Family In Crisis Mode: Rutherford And Son At National Theatre Rutherford and Son, National Theatre 4
Photo: Johan Persson

Every good drama has its gear change moment, the point at which you move from passively watching to completely hooked. It's no coincidence that in Rutherford And Son, things start to steam along from the moment titular star Roger Allam comes on stage, half way into the first act.

He's a big presence. But Githa Sowerby’s 1912 story of a North-East family in crisis mode — loved by the National so much, it's staged it twice now — more than matches his acting weight.

Photo: Johan Persson

Three children, grown up under the shadow of their charismatic father, are each as stunted as the blasted trees on the moor outside their well-run house, stacked with paperwork and gleaming furniture.
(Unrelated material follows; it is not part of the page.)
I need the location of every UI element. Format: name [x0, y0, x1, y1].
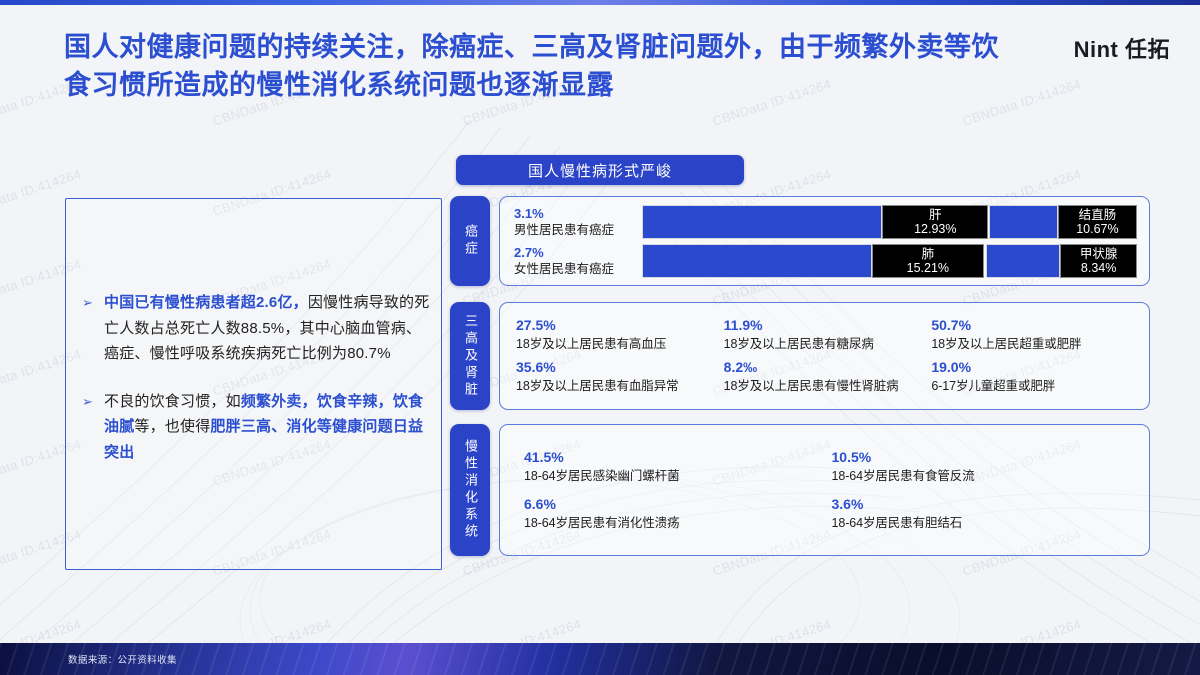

Janet (Justine Mitchell) is stoic yet quietly seething, at 36 unmarried because any match was judged beneath her. Dick (Harry Hepple) is a hesitant vicar, John (Sam Troughton), a spivvy salesman with a Harrow education who hopes a glassmaking recipe can save his wife and children from poverty. "Your mother brought you up soft in secret on books and poetry," accuses Rutherford of John. The play's hook hinges on how each of the children's closely guarded secrets; who they are, the fact they hate him, are unravelled.

Photo: Johan Persson

Lizzie Clachan’s austere set is introduced under a curtain of driving rain, an immersive setting for this cold world. The Geordie vowels also have dramatic power here. In Allam’s Rutherford, whether you think him worthy of pity and fair minded, or tyrannically controlling, his voice is warm and solid. In John, his rising panic is conveyed through the sing-song way he speaks. Plaudits to dialect coach (Daniele Lydon) for working with the language so well rather than just getting the accents right.

Photo: Johan Persson

In the factories of the type Rutherford owned, molten glass would have been moulded under 500 degrees of heat. Within these claustrophobic walls the family has withstood the heat only to shatter one by one. When the night ends there are only two standing and a new, chillier future awaits.

Rutherford and Son, National Theatre (Lyttleton), South Bank, SE1 9PX. Tickets: £32-£84, until 3 August 2019.